As the coronavirus pandemic sweeps the world, shutting down entire countries and threatening the worst economic crisis since 2008, developed nations are asking their citizens for the kind of sacrifices that normally are restricted to wartime. A shelter-in-place order now covers millions residents in California and Illinois. Colleges and universities around the country are shuttered. Are these unprecedented efforts to “flatten the curve” really worth it? One renowned researcher – John Ioannidis, a specialist in scientific methodology at Stanford University – is skeptical, arguing that there’s not enough data to justify wrecking the economy by putting the country on lockdown. His analysis is being taken seriously by scientific luminaries such as Steven Pinker. But it has some big shortfalls.

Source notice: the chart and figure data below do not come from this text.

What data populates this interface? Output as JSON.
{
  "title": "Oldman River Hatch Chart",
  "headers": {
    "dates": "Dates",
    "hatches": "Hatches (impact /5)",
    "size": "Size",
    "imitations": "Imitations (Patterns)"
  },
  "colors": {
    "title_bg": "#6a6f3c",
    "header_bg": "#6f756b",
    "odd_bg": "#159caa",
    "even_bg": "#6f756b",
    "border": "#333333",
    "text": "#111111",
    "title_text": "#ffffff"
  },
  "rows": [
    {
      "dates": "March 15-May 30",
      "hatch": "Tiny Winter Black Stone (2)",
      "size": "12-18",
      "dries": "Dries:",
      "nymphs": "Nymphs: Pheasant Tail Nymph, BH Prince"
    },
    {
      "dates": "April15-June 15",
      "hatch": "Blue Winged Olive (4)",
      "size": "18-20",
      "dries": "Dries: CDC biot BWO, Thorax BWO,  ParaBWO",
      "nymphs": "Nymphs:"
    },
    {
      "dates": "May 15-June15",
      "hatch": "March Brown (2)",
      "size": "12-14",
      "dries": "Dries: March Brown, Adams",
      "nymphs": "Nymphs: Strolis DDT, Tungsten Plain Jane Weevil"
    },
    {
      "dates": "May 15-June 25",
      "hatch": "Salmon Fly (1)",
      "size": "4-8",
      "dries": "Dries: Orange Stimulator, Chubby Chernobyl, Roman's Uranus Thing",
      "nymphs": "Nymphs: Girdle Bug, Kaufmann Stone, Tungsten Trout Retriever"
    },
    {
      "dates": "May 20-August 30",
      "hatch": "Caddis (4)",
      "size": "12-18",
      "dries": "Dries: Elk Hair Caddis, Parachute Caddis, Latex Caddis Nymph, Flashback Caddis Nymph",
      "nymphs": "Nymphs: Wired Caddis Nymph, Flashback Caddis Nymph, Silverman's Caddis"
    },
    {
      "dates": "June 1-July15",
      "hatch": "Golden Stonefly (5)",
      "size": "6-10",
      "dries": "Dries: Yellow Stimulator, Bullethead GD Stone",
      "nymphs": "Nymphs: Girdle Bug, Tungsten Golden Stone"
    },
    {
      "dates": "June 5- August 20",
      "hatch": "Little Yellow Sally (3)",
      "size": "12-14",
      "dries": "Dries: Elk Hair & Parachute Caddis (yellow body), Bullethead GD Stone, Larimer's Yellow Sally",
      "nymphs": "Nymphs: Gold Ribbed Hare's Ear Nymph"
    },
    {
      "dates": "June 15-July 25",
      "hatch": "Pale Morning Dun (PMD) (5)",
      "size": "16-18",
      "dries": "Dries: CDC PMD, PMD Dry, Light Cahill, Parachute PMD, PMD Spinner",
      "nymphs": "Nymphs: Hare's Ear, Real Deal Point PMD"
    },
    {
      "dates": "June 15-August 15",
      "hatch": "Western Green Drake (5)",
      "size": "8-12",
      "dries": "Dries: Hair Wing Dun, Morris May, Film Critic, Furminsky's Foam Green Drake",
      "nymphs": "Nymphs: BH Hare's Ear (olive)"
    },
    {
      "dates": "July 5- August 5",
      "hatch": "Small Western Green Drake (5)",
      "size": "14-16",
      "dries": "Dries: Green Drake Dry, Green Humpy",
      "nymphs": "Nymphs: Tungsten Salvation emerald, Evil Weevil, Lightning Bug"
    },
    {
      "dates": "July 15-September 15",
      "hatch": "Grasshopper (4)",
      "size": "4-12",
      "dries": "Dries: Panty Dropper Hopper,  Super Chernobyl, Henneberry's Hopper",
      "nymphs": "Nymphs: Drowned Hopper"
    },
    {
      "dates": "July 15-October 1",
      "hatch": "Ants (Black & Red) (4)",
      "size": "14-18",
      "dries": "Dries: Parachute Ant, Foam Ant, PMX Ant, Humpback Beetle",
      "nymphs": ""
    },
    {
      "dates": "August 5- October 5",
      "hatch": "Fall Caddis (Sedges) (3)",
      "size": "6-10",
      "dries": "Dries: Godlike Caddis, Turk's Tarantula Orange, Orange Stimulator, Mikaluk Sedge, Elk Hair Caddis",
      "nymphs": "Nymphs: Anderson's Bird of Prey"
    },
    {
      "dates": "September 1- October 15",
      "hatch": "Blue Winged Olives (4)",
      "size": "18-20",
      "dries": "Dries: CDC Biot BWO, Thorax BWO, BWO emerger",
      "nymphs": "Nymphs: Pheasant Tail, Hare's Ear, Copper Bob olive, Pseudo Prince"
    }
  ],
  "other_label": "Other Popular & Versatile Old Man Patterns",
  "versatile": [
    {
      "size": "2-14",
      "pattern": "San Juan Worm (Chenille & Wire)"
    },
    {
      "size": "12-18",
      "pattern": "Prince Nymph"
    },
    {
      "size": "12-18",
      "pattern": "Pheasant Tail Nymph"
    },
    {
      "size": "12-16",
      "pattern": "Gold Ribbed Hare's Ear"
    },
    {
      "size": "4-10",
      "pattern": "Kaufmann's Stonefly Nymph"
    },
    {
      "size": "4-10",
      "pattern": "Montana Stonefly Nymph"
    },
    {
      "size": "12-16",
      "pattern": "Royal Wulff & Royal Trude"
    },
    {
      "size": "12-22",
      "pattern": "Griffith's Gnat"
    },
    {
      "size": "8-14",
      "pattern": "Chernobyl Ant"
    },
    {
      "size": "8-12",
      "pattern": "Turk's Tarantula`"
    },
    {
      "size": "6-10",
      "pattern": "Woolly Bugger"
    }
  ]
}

Ioannidis is famous for his 2005 paper, “Why Most Published Research Findings Are False.” This article was a stinging rebuke to the cultural underbelly of science, where researchers often prioritize flashy findings over accuracy, bend results to fit funders’ agendas (a particular problem in pharmaceutical research), and rely on sloppy statistical analyses. The problem was that this underbelly wasn’t just a small, seedy portion of the scientific world. In fact, a lot of scientific research – including that which drives public policy and healthcare decisions – is probably deeply flawed: hard to replicate, biased, and spurious. Since Ioannidis released this bombshell article, it’s been cited more than 8,000 times and has helped spark massive revolutions in how sciences such as psychology carry out their research.*
So Ioannidis has his bona fides. People – important people, influential people – trust him. He’s also an inveterate skeptic and data nerd, the world’s go-to expert for sniffing out the holes in fallacious scientific arguments. One of his biggest pet peeves is when arguments aren’t built on a foundation of rock-solid data. In the midst of the public-policy debates surrounding the coronavirus pandemic, he thinks that the case for preemptively closing down cities and regions to contain the spread of the illness is just such an argument. Writing in STAT, he argued on Wednesday we simply lack the data to determine whether such extreme measures are a good idea. But his hard-hitting analysis illustrates a unique danger of data wonkishness: putting so much stock in scientific abstractions that reality itself becomes invisible.
* Not that psychology has exactly conquered the problem yet.